Part of a brief series that started here.
How can we use k-Means to understand and/or manipulate photographic images? As a first example, here’s a classic from the poster-printing world: choosing a very small number of inks to represent a full-tone photo.
In our example, we grab random photos from the web – some work great as posters, some… not so much. But the code will do its best given the narrow constraints: all it knows is grayscale values, and we’ve reduce our calculation to just one dimension: the values along the grayscale histogram from each picture.
As described in previous posts, k-Means is a surprisingly simple method for discovering “clumps” of information from any source – even if the clumps are subtle and hard to spot with the naked eye. Basically you just guess, evaluate your guesses, and keep refining them over and over until it’s Just Right.
While not mentioned in earlier posts, k-Means is often considered a kind of machine learning: meaning that if you’ve understood a little of the previous posts, you already have an interesting bit of ML under your belt; an ML flavor rather different from what the media typically describes as “AI.”
Most of the big ML successes in recent products like Google’s Pixel Lens or Apple’s Siri come from what’s known as supervised learning: that is, there is a predefined teacher who knows the right answers for some very specific problem, and then supervises the computer until it can solve problems on its own.

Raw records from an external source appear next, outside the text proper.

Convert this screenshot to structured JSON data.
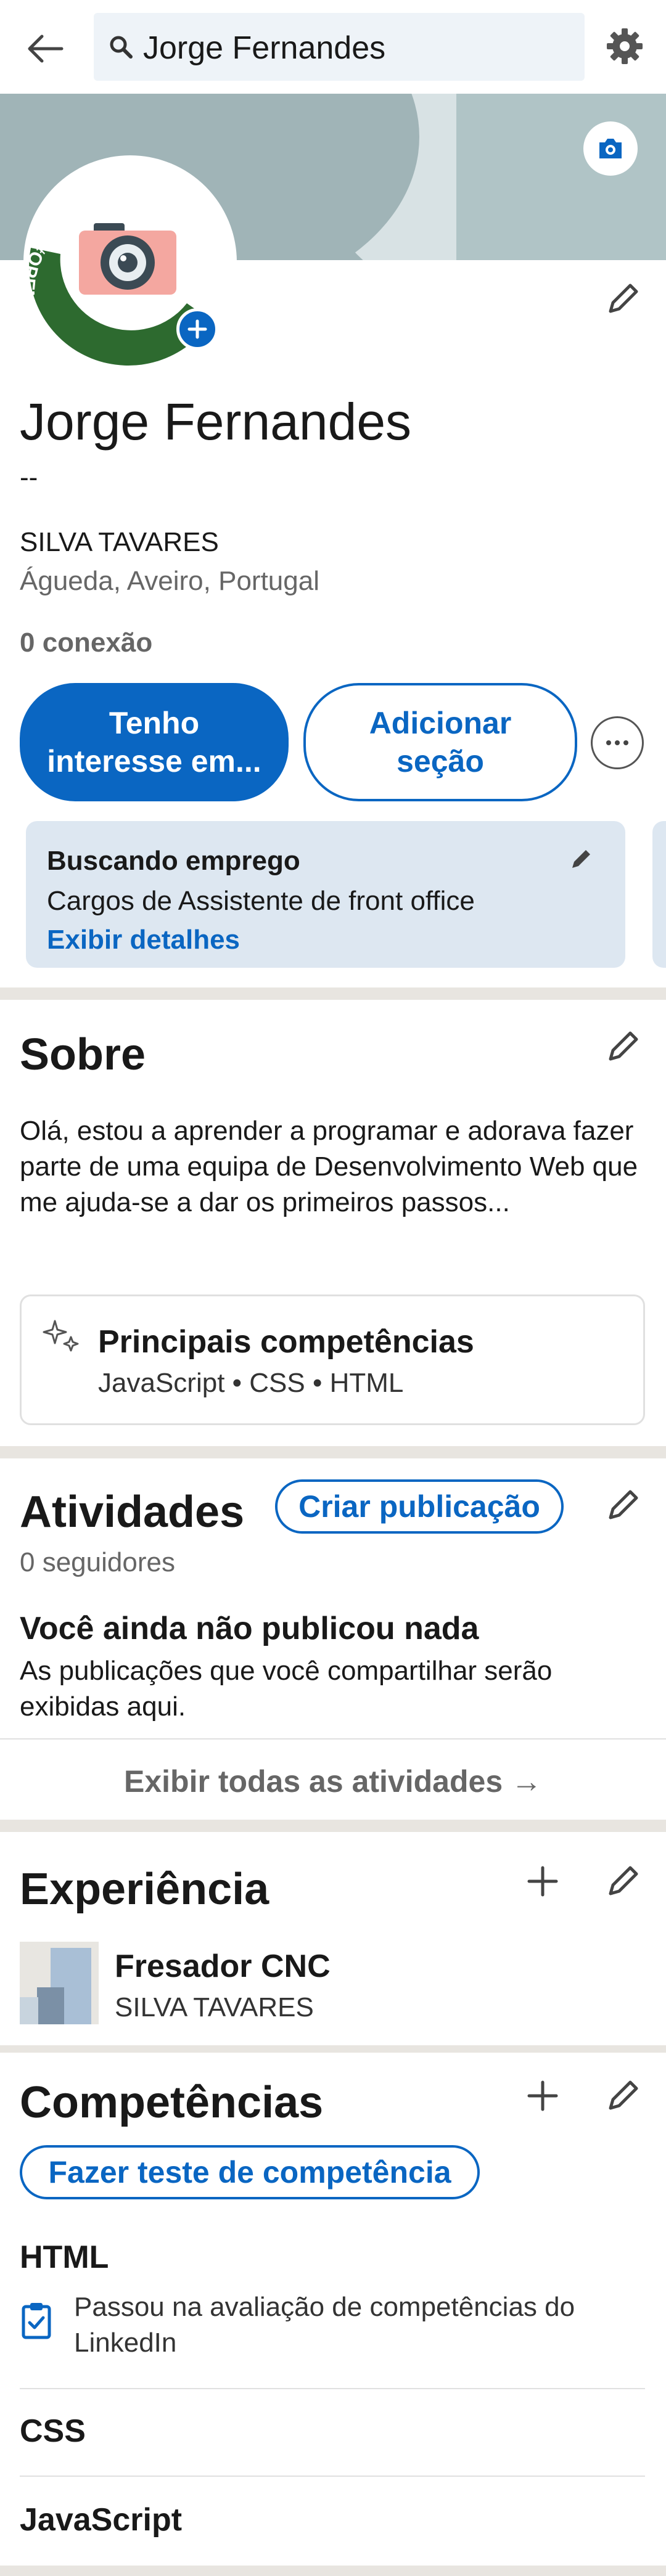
{
  "header": {
    "search_value": "Jorge Fernandes"
  },
  "profile": {
    "name": "Jorge Fernandes",
    "headline": "--",
    "company": "SILVA TAVARES",
    "location": "Águeda, Aveiro, Portugal",
    "connections": "0 conexão",
    "open_to_work_badge": "#OPENTOWORK"
  },
  "actions": {
    "primary_label": "Tenho interesse em...",
    "secondary_label": "Adicionar seção"
  },
  "job_card": {
    "title": "Buscando emprego",
    "roles": "Cargos de Assistente de front office",
    "link": "Exibir detalhes"
  },
  "about": {
    "title": "Sobre",
    "text": "Olá, estou a aprender a programar e adorava fazer parte de uma equipa de Desenvolvimento Web que me ajuda-se a dar os primeiros passos...",
    "skills_title": "Principais competências",
    "skills_list": "JavaScript • CSS • HTML"
  },
  "activity": {
    "title": "Atividades",
    "create_post": "Criar publicação",
    "followers": "0 seguidores",
    "empty_title": "Você ainda não publicou nada",
    "empty_text": "As publicações que você compartilhar serão exibidas aqui.",
    "show_all": "Exibir todas as atividades →"
  },
  "experience": {
    "title": "Experiência",
    "items": [
      {
        "role": "Fresador CNC",
        "company": "SILVA TAVARES"
      }
    ]
  },
  "skills": {
    "title": "Competências",
    "test_button": "Fazer teste de competência",
    "items": [
      {
        "name": "HTML",
        "badge": "Passou na avaliação de competências do LinkedIn"
      },
      {
        "name": "CSS"
      },
      {
        "name": "JavaScript"
      }
    ]
  },
  "colors": {
    "accent": "#0a66c2",
    "banner": "#a0b4b7",
    "open_to_work_green": "#2d6a2f",
    "job_card_bg": "#dde7f1",
    "divider": "#e8e5e0"
  },
  "icons": [
    "back-arrow-icon",
    "search-icon",
    "settings-gear-icon",
    "camera-icon",
    "pencil-icon",
    "plus-icon",
    "more-icon",
    "sparkle-icon",
    "verified-clipboard-icon"
  ]
}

Computers can learn by repeating lessons over and over again, if the teacher can give them enough quiz questions.
Simple example: If you show a computer 1,000,000 pictures, and every time there are Lego blocks shown in one of those pictures, you label it “Lego,” then after a lots of trial and error the computer may learn to label Lego (and non-Lego) pictures all by itself.
The hard part, of course, is that first you need to find a million pictures, carefully and correctly labelled for Legos (and also many that you know are “not Legos,” becasue the task isn’t “find the Legos in this picture,” it’s “tell me: is there a Lego in this picture?”), and have all those labelled pictures handy somewhere on your hard drive. That’s before you even begin.

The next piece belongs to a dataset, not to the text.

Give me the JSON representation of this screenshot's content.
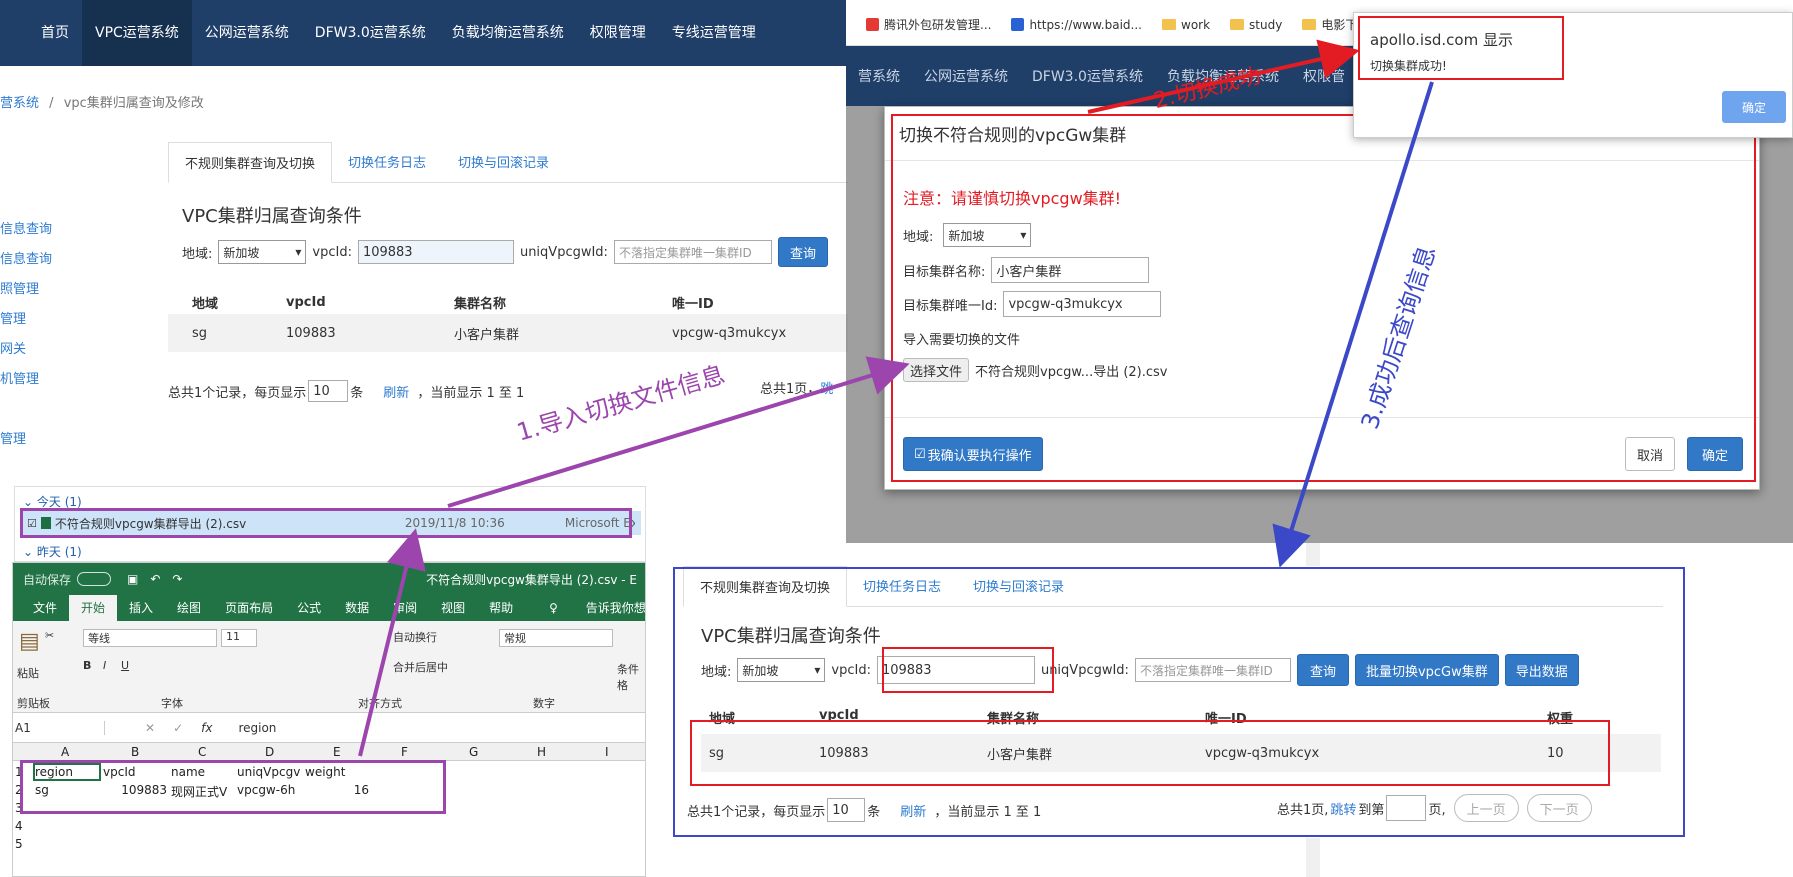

ML-savvy readers might point out that if we’re seeking only one category, “Legos,” maybe only several thousand pictures are needed. Fair enough. Do you have them ready? How much time do you think it will take to find even those? Supervised learning always requires a lot of potentially-laborious supervision up front.

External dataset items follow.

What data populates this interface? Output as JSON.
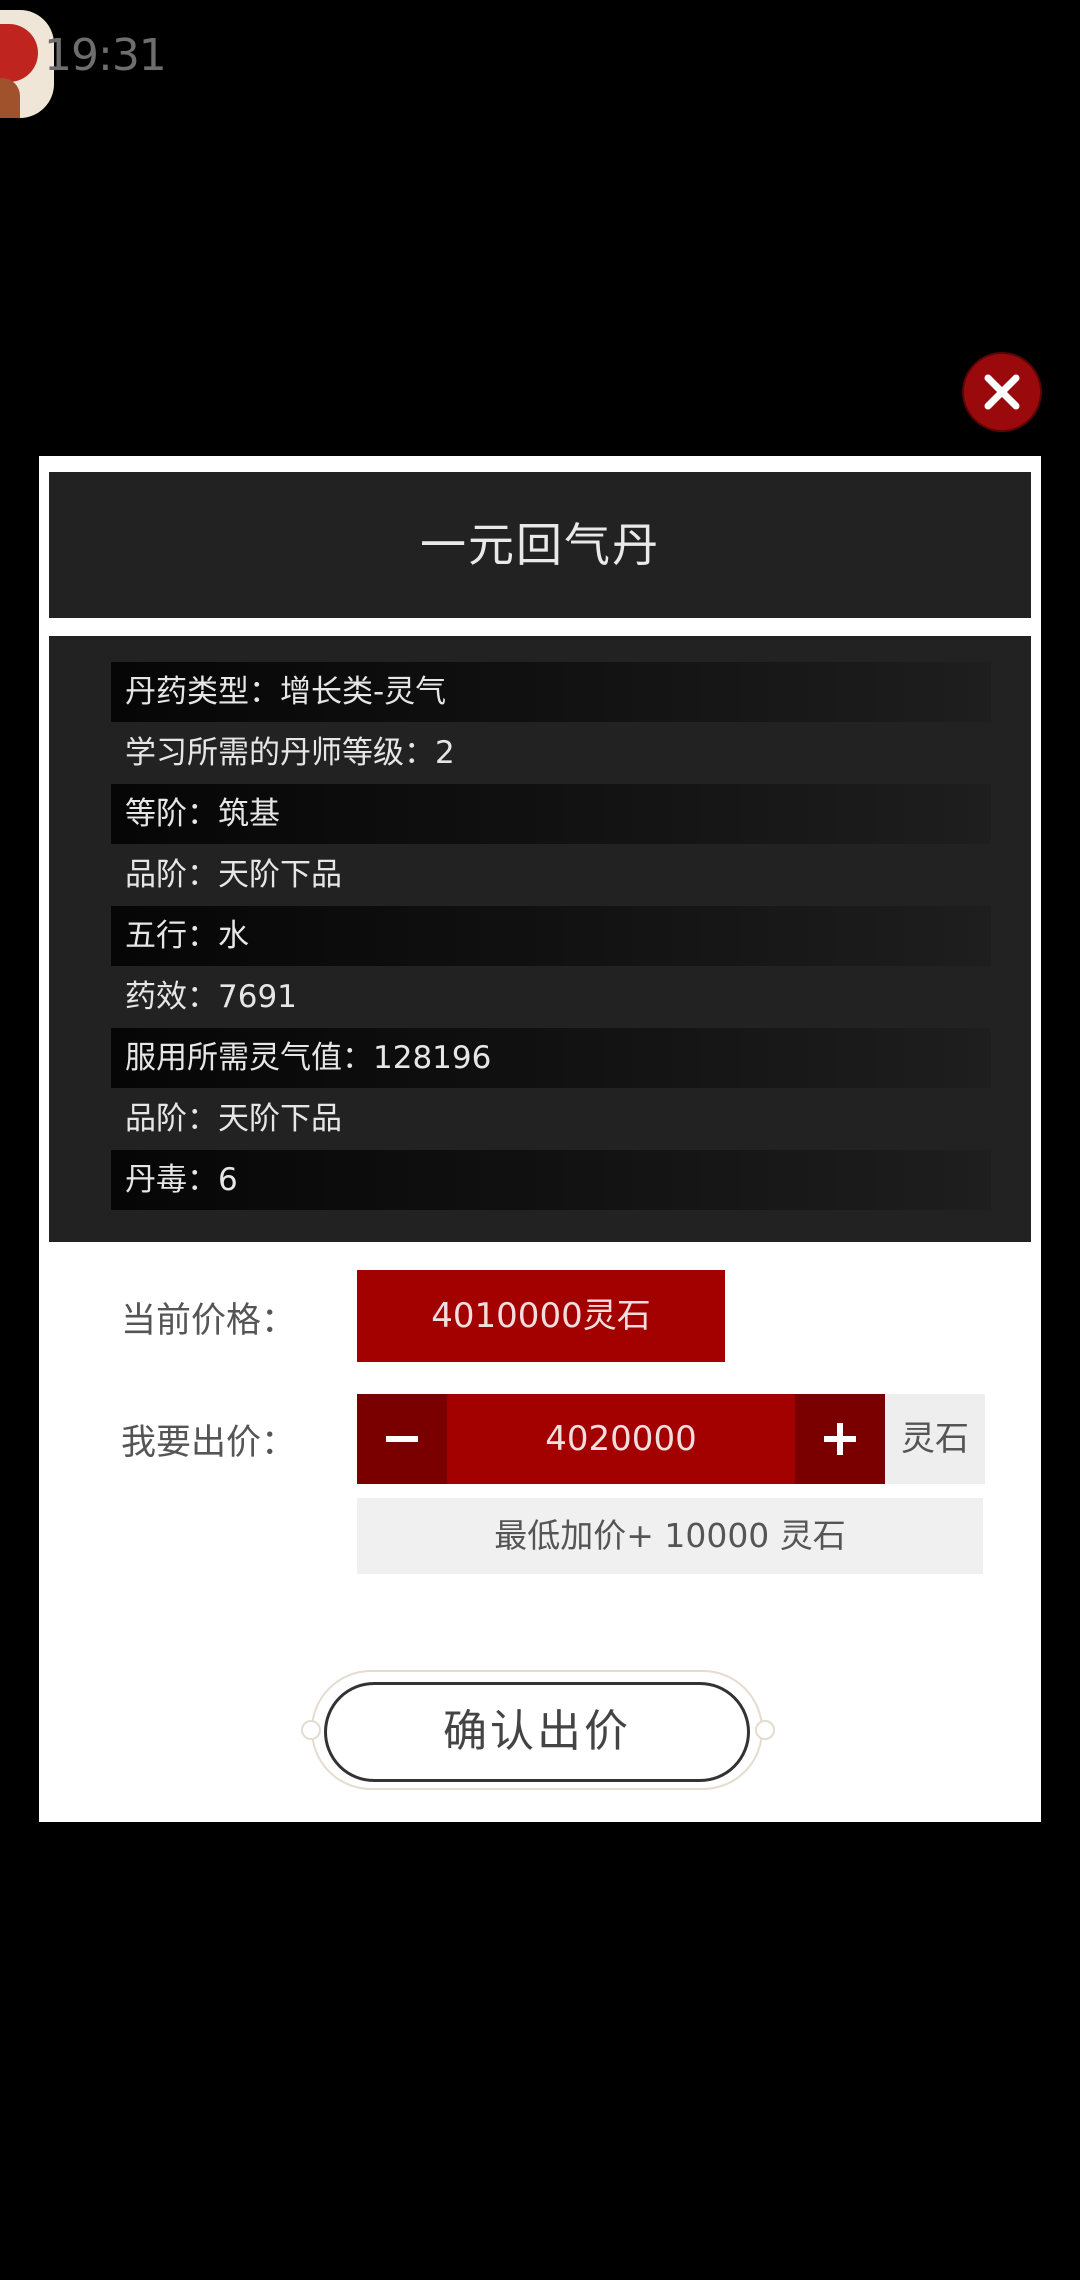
{
  "status_bar": {
    "time": "19:31"
  },
  "dialog": {
    "title": "一元回气丹",
    "info_rows": [
      {
        "text": "丹药类型：增长类-灵气"
      },
      {
        "text": "学习所需的丹师等级：2"
      },
      {
        "text": "等阶：筑基"
      },
      {
        "text": "品阶：天阶下品"
      },
      {
        "text": "五行：水"
      },
      {
        "text": "药效：7691"
      },
      {
        "text": "服用所需灵气值：128196"
      },
      {
        "text": "品阶：天阶下品"
      },
      {
        "text": "丹毒：6"
      }
    ],
    "current_price_label": "当前价格：",
    "current_price_value": "4010000灵石",
    "bid_label": "我要出价：",
    "bid_value": "4020000",
    "bid_unit": "灵石",
    "min_increment": "最低加价+ 10000 灵石",
    "confirm_label": "确认出价"
  },
  "icons": {
    "close": "close-icon",
    "minus": "minus-icon",
    "plus": "plus-icon"
  },
  "colors": {
    "accent_red": "#a30000",
    "dark_red": "#7a0000",
    "close_red": "#9a0a0c",
    "panel_dark": "#222222"
  }
}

Another different class of methods, and k-Means is on the fringe of this camp, are called UNsupervised learning, where we don’t need a teacher. Instead, the computer can learn something by itself, based only on the information at hand.
In this case, we want it to figure out what inks to use for printing a poster of a specific picture if our print process only has, say, three or four inks, as in silk-screen or hand-press printing.
The Example Code
As before, you can stop/start the sample by clicking on the sample area.
Also as before, we let the guessed means move around until they’re stable, then randomly take one mean away.
One of the color means doesn’t move: it’s always pinned to K=100%, aka black.
A nice characteristic of this method is that it doesn’t actually do its calculations directly on the pixels: that would be slow. Instead, we just look at the image histogram, which only has 256 levels to compare, rather than the 16384 pixels of even these little sample pictures.
No matter how large your B&W input image might be, if it’s an 8-bit picture it still only has 256 gray levels, and so the ink-finder is just as fast regardless of picture dimensions. The only “slow” parts just need be done once: the histogram collection, and then the final remapping of output display pixels. The “learning” passes are very fast.
This example figures out inks for each single, specific picture. The four inks for a light-toned picture may be inappropriate for a darker picture. But the ones k-Means selects for any individual picture will tend to be exactly the ones that give you great separation of the active tones of the shot.
It’s also possible that for very narrow-toned photos, k-Means can even select fewer inks than you might have originally thought you needed. Rare but possible.
To experiment on your own, consider making the criteria for ink-reduction “looser” – currently an ink might persist in the list even if it’s only printed for a single pixel. Is there a better criterion?